In the description of the present application, it is to be understood that the terms "center", "upper", "lower", "front", "rear", "left", "right", "vertical", "horizontal", "top", "bottom", "inner", "outer", and the like indicate orientations or positional relationships based on those shown in the drawings, and are only for convenience in describing the present application and simplifying the description, but do not indicate or imply that the referred device or element must have a particular orientation, be constructed in a particular orientation, and be operated, and thus should not be construed as limiting the present application.

The terms "first", "second" and "first" are used for descriptive purposes only and are not to be construed as indicating or implying relative importance or implicitly indicating the number of technical features indicated. Thus, a feature defined as "first" or "second" may explicitly or implicitly include one or more of that feature. In the description of the present application, "a plurality" means two or more unless otherwise specified.

In the description of the present application, it is to be noted that, unless otherwise explicitly specified or limited, the terms "mounted," "connected," and "connected" are to be construed broadly, e.g., as meaning either a fixed connection, a removable connection, or an integral connection; they may be connected directly or indirectly through intervening media, or they may be interconnected between two elements. The specific meaning of the above terms in the present application can be understood in a specific case by those of ordinary skill in the art.

In the description herein, particular features, structures, materials, or characteristics may be combined in any suitable manner in any one or more embodiments or examples.

It should be understood that, although the steps in the flowcharts of the figures are shown in order as indicated by the arrows, the steps are not necessarily performed in order as indicated by the arrows. The steps are not performed in the exact order shown and may be performed in other orders unless explicitly stated herein.

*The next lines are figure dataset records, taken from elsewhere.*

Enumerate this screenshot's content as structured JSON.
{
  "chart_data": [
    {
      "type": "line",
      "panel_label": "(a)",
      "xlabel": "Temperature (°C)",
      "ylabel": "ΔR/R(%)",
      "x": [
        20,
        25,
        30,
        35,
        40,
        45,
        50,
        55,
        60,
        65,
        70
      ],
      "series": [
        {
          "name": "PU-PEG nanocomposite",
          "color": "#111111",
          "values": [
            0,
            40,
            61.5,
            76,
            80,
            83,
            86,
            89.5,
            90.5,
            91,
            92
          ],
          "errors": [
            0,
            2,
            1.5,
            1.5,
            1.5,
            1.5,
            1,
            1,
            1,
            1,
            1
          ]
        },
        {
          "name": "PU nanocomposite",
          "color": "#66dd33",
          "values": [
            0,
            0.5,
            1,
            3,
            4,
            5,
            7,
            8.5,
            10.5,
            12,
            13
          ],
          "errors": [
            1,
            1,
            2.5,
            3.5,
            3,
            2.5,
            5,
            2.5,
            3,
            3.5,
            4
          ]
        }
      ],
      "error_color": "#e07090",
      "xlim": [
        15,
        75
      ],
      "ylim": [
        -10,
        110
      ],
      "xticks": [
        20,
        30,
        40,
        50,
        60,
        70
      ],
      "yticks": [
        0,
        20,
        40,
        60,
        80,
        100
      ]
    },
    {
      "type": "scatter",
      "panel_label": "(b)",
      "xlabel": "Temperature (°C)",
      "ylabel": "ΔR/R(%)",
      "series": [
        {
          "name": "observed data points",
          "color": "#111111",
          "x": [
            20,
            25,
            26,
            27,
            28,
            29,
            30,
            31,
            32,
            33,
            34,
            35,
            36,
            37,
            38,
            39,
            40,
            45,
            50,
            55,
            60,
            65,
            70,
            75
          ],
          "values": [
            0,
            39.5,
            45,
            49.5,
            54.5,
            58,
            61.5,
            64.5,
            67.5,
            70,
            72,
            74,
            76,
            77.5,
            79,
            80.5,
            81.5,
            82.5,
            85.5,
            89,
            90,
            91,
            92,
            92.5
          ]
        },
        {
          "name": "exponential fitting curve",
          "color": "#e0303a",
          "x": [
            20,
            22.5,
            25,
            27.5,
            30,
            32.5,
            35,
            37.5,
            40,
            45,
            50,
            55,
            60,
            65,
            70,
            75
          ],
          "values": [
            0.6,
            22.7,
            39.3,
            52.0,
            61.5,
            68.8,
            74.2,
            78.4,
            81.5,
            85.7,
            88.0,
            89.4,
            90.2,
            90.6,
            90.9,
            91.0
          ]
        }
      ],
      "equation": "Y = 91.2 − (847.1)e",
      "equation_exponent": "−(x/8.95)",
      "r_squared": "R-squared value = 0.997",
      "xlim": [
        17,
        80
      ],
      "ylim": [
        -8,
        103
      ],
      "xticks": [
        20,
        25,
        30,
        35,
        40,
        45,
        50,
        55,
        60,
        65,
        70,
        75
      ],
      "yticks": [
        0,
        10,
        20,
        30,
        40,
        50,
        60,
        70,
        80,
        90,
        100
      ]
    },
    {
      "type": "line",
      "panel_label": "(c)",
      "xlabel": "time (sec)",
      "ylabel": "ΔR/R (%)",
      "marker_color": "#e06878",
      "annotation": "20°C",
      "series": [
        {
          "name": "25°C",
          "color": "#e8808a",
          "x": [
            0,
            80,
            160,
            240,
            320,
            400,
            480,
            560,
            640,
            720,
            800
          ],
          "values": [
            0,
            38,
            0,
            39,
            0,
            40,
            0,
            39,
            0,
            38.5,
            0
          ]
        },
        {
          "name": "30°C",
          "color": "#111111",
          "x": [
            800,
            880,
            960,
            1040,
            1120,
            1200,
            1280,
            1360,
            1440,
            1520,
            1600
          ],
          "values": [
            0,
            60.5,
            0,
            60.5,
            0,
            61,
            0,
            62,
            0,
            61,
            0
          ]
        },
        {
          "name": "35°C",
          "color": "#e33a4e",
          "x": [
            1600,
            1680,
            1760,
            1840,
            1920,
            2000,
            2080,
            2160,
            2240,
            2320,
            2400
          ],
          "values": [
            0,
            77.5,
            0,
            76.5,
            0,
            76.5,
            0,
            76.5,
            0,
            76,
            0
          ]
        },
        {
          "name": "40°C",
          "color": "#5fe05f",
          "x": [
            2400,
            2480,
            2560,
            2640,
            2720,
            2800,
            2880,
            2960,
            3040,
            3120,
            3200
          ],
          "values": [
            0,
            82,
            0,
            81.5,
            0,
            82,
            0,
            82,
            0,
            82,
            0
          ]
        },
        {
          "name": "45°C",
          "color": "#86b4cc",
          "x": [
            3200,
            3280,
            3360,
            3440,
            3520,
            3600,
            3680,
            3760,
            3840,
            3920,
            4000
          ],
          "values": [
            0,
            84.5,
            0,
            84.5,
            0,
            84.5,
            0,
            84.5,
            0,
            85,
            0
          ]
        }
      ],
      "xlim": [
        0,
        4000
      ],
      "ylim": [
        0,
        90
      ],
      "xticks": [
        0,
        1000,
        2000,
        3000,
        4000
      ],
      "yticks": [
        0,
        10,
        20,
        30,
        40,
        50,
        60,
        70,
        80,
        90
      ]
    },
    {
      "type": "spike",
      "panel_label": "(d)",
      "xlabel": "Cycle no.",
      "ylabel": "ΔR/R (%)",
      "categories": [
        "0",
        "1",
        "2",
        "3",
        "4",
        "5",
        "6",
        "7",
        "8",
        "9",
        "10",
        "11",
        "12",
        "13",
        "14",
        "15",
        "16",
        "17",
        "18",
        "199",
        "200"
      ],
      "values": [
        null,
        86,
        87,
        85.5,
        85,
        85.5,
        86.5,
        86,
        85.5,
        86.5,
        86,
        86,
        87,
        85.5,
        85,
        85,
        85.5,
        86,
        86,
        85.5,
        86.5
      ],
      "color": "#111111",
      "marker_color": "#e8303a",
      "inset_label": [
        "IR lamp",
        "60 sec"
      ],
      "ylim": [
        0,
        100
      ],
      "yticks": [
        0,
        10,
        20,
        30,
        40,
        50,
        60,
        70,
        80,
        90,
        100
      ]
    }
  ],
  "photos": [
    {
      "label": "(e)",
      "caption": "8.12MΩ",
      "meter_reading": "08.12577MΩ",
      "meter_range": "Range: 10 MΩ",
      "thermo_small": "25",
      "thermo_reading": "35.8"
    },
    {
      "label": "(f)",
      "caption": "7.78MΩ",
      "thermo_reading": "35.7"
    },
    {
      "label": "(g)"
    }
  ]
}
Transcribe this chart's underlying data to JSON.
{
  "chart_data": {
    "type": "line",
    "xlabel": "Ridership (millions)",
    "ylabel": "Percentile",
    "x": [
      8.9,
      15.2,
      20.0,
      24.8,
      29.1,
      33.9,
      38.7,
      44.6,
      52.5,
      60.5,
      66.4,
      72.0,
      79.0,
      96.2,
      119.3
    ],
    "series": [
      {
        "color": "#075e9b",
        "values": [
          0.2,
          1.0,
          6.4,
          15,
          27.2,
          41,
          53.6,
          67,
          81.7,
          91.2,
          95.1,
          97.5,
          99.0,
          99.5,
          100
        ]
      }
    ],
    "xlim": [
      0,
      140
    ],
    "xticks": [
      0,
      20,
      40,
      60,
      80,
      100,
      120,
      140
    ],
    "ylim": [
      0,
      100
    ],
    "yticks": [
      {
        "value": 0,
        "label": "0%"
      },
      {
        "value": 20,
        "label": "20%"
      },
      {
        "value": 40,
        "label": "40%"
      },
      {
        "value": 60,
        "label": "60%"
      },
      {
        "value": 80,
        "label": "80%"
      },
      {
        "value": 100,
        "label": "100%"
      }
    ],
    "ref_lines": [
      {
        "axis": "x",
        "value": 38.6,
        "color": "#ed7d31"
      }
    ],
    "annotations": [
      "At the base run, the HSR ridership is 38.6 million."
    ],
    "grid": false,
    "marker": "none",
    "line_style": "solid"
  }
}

Moreover, at least a portion of the steps in the flow chart of the figure may include multiple sub-steps or multiple stages, which are not necessarily performed at the same time, but may be performed at different times, which are not necessarily performed in sequence, but may be performed alternately or alternately with other steps or at least a portion of the sub-steps or stages of other steps.

The foregoing is only a partial embodiment of the present application, and it should be noted that, for those skilled in the art, several modifications and decorations can be made without departing from the principle of the present application, and these modifications and decorations should also be regarded as the protection scope of the present application.